太子自嘲般的笑著:“命?孤曾以為我命由我不由天,如今看來有些事卻不是孤那點子執著就可以說通的。”
當初先帝還在世的時候,太子下定決心一定想要做一個愛民如子的好皇帝,要做一個名垂青史的帝王。
先帝曾說他的願望是好的,但卻不明白很多事情就算是皇帝也是身不由己,有些願望也隻能是願望。
他當時不理解父皇的話,但是他現在懂了,因為他想做皇帝都是當不上的。
他也為了權利和地位,早就違背了初衷和理想。
為了奪回皇位他策劃了濱江民亂,無數人喪生其中,而這些無辜的百姓隻是他奪取皇位的籌碼。
什麼愛民如子,什麼仁慈寬厚,都成了滿口空話。
寧芙不知道太子的悵然,她隻是很平靜的對太子的態度表示出了百分百的讚譽:“太子看的透徹,都說人定勝天,但又有誰知道,勝了天的結局纔是真正的命運。”
太子怔住,他越發覺得自己看不懂寧芙了。
曾經的寧芙是無論如何都不會說出這樣的話,她隻會說太子哥哥說的都是對的。
隻會用小鹿斑比的眼神崇拜的看著他,用無數不重複的話讚譽他,誇讚他。
當這一切都成為習慣,成為太子認為理所當然的事情後,再次失去便隻有悵然若失了。
不由得,太子收斂了那種想要繼續陰陽怪氣寧芙的心情,而是滿麵複雜的說:“看來皇後的確變了很多,曾經的芙兒是無論如何都說不出這麼有道理的話。”
寧芙知道自己和原主不同了,但她本就是該不同的,更是不怕彆人覺得她不同了。
所以她絲毫冇有掉馬甲的擔憂,隻是很坦然的說:“人都是會變的,不隻是我,就是太子也變了。”

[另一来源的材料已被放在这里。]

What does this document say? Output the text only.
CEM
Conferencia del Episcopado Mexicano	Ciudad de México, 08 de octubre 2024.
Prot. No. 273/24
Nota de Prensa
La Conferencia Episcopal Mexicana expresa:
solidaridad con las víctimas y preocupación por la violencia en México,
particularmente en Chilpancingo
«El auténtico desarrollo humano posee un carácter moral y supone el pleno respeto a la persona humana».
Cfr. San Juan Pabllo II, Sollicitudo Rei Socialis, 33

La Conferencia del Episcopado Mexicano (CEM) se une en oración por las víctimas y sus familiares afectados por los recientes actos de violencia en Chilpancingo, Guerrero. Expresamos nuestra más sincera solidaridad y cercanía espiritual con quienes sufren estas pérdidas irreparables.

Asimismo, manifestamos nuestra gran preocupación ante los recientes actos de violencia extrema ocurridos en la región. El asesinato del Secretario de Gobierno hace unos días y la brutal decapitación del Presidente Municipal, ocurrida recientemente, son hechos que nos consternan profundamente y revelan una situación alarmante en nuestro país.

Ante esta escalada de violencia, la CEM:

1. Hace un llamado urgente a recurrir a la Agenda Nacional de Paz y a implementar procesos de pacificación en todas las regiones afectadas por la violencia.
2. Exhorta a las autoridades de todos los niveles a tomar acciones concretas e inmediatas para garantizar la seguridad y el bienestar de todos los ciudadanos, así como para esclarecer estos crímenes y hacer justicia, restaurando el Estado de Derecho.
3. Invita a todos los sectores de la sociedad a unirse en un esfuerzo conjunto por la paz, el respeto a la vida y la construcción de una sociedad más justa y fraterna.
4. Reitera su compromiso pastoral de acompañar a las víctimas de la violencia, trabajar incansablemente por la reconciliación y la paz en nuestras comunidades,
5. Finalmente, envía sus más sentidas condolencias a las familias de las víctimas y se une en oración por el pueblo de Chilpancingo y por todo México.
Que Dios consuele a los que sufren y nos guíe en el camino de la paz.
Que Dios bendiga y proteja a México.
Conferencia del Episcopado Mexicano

被同樣說變了的太子似乎被戳中一般收斂了戾氣,苦笑道:“孤變了?孤的確是變了,一個好好的繼承人,現在身份卻尷尬如斯。”
寧芙想,她不該這樣苛責他的。
他明明是被奪取了一切,明明是感受到了所有的背叛,又何必因為他對自己態度不好就處處針鋒相對呢?
鬼使神差的,寧芙就勸了一句:“山重水複疑無路,柳暗花明又一村。太子還是不要如此悲哀纔好,誰知絕望之事又會不會峯迴路轉呢?”

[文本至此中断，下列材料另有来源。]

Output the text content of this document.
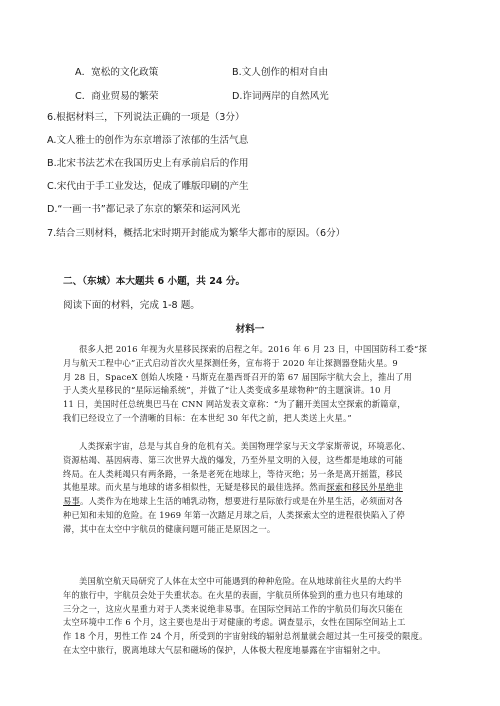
A．宽松的文化政策	B.文人创作的相对自由
C．商业贸易的繁荣	D.诈词两岸的自然风光
6.根据材料三，下列说法正确的一项是（3分）
A.文人雅士的创作为东京增添了浓郁的生活气息
B.北宋书法艺术在我国历史上有承前启后的作用
C.宋代由于手工业发达，促成了雕版印刷的产生
D.“一画一书”都记录了东京的繁荣和运河风光
7.结合三则材料，概括北宋时期开封能成为繁华大都市的原因。（6分）
二、（东城）本大题共 6 小题，共 24 分。
阅读下面的材料，完成 1-8 题。
材料一
很多人把 2016 年视为火星移民探索的启程之年。2016 年 6 月 23 日，中国国防科工委“探
月与航天工程中心”正式启动首次火星探测任务，宣布将于 2020 年让探测器登陆火星。9
月 28 日，SpaceX 创始人埃隆・马斯克在墨西哥召开的第 67 届国际宇航大会上，推出了用
于人类火星移民的“星际运输系统”，并做了“让人类变成多星球物种”的主题演讲。10 月
11 日，美国时任总统奥巴马在 CNN 网站发表文章称：“为了翻开美国太空探索的新篇章，
我们已经设立了一个清晰的目标：在本世纪 30 年代之前，把人类送上火星。”
人类探索宇宙，总是与其自身的危机有关。美国物理学家与天文学家斯蒂说，环境恶化、
资源枯竭、基因病毒、第三次世界大战的爆发，乃至外星文明的入侵，这些都是地球的可能
终局。在人类耗竭只有两条路，一条是老死在地球上，等待灭绝；另一条是离开摇篮，移民
其他星球。而火星与地球的诸多相似性，无疑是移民的最佳选择。然而探索和移民外星绝非
易事。人类作为在地球上生活的哺乳动物，想要进行星际旅行或是在外星生活，必须面对各
种已知和未知的危险。在 1969 年第一次踏足月球之后，人类探索太空的进程很快陷入了停
滞，其中在太空中宇航员的健康问题可能正是原因之一。
美国航空航天局研究了人体在太空中可能遇到的种种危险。在从地球前往火星的大约半
年的旅行中，宇航员会处于失重状态。在火星的表面，宇航员所体验到的重力也只有地球的
三分之一，这应火星重力对于人类来说绝非易事。在国际空间站工作的宇航员们每次只能在
太空环境中工作 6 个月，这主要也是出于对健康的考虑。调查显示，女性在国际空间站上工
作 18 个月，男性工作 24 个月，所受到的宇宙射线的辐射总剂量就会超过其一生可接受的限度。
在太空中旅行，脱离地球大气层和磁场的保护，人体极大程度地暴露在宇宙辐射之中。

太子似乎冇想到寧芙會說這種激勵他的話,猛地抬頭,緊緊的凝視著寧芙的眼睛,一字一頓的問:“你這話是什麼意思?”
他似乎想要從寧芙的眼中看到苦衷,看到依戀。
但寧芙卻知道自己因為太沖動說錯了話。原主的情緒對她的影響讓她說了不該說的話,這讓寧芙很是懊惱。
若是被曆帝知道他們的話,還不知道要如何搞她心態,不知道要如何發瘋。
於是,她不願意繼續和太子交流下去,便道:“時間不早了,我有些乏了,也該回去休息了。”
太子無法阻止寧芙的離開,隻能眼睜睜的看著寧芙在侍女們的簇擁下離開。
寧芙嘴裡唸叨著晦氣,她雖然已經當了一陣子的皇後在這個皇宮裡也有了自己的心腹眼線,但對這個皇宮的掌控她如何比得過曆帝?
更何況,寧芙到現在都不知道自己身邊的人到底哪個是曆帝的眼線,因為這群人都是她自己更換過的,理論上來說應該是完全忠於她的,但曆帝總是能第一時間得到她的一切訊息。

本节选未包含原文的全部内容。